Pedro Peñas Robles : "Frustration" me semble un terme inapproprié vis-à-vis de la démarche personnelle et le processus d’écriture qui ont amené à la publication de ce Dictionnaire Passionné De La New Wave (en mai 2022, aux éditions Le Boulon / Layeur). Premièrement parce que j’ai toujours réalisé ce que je désirais sans me mettre de limites ou d’obstacles, et que cette liberté artistique, musicale ou littéraire, m’a toujours mis à l’abri d’une quelconque "frustration". Et deuxièmement parce qu’adolescent dans les eighties je considérais déjà la définition de la new wave comme un fourre-tout imprécis et trop hétérogène à mon goût. Par conséquent, comme l’indique le titre de mon bouquin il s’agit plutôt d’une affaire de passion, essentiellement d’une passion inconditionnelle pour la révolution musicale de cette époque-là, et peut être aussi une envie de clarifier certaines choses qui peuvent expliquer mes prises de position et mon parcours, à la lumière de ce que je raconte dans ce nouveau livre. Mes amis de longue date, et les mélomanes qui me suivent depuis longtemps, savent que ce que j’ai écrit dans mes ouvrages, je le racontais et le défendais déjà il y a trois décennies.
Néanmoins, ce que je raconte dans le livre va bien au-delà de mon point de vue strictement personnel, je relate aussi des faits, des anecdotes, l’histoire méconnue des groupes et celle des labels, des producteurs et des machines. Mon opinion personnelle, je la cantonne surtout à mon introduction et à la conclusion, mais tout le reste est factuel et fait partie de l’histoire de cette musique que j’essaye de survoler dans sa globalité en tentant de mettre en exergue ce qui me semble le plus pertinent. Je travaille dans le milieu de la musique depuis 1987, j’ai fait tout ce qui était possible de faire pour transmettre et soutenir l’essence et la pureté de ce qui fait nos scènes dark alternatives : DJ résident durant treize ans, organisateur de soirées pendant vingt ans, musicien industriel depuis le premier album d’HIV+ en 2000, compilateur, remixeur, curateur, chanteur, patron de label, auteur de livres sur la musique, etc. En 1991 j’ai même été roadie et photographe pour un groupe cold wave avignonnais, c’est dire mon implication dans tout ce bordel depuis que je suis gamin. Ma vie a toujours été consacrée à la musique, c’est un sacerdoce à la limite du sacrifice ou de la folie.
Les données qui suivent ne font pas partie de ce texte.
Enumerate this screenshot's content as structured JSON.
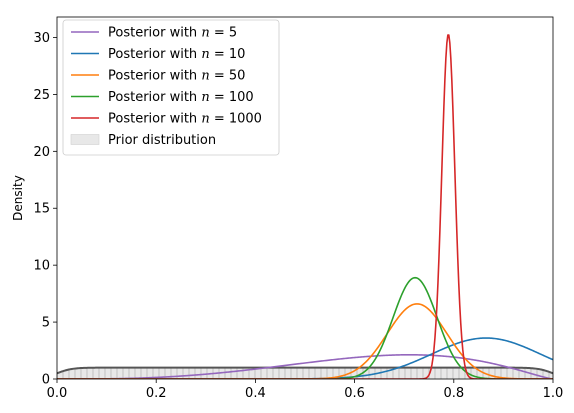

Alors même si je n’aime trop enfermer la musique dans des genres précis, une subculture, un style ou une étiquette, je pense qu’il faut bien nommer les choses à un moment donné, et leur donner un sens commun reconnaissable par un public spécifique pour mieux pouvoir appréhender les choses, pouvoir en parler et les diffuser. La terminologie des genres musicaux a tendance à s’étioler avec le temps, les styles musicaux perdent de leur force et de leur originalité quand les générations suivantes les ressuscitent pour de bonnes ou de mauvaises raisons. La dénomination d’un nouveau genre musical reste tout de même une trouvaille de journaliste, plus rarement celle d’un groupe ou d’un label.
Pour moi Fad Gadget, Yazoo ou Kas Product sont plus légitimes à se retrouver dans un bac new wave que par exemple The Cure, Clan Of Xymox ou Tears For Fears qui se sont rapidement détachés du format stylistique du genre initial pour embrasser au bout de deux ou trois albums des univers musicaux plus hétéroclites, plus rock ou plus pop, donc plus classiques finalement. J’avais donc envie de redéfinir ce qu’a été la new wave pour moi, et les amis musiciens que j’interroge dans ce livre, comme dans les trois précédents. J’ai volontairement fait l’impasse des choses strictement "néoromantiques" voire un peu "world music" que je n’aimais pas du tout étant minot, des trucs comme Talking Heads, Spandau Ballet, Duran Duran, Human League, Elli & Jacno ou Lizzy Mercier Descloux, pour me focaliser sur des groupes moins connus du grand public, comme Liaisons Dangereuses, Cabaret Voltaire, He Said, The Sound, The Chameleons, Love & Rockets, Lowlife ou Fra Lippo Lippi (uniquement le premier album In Silence de 1981), entre autres.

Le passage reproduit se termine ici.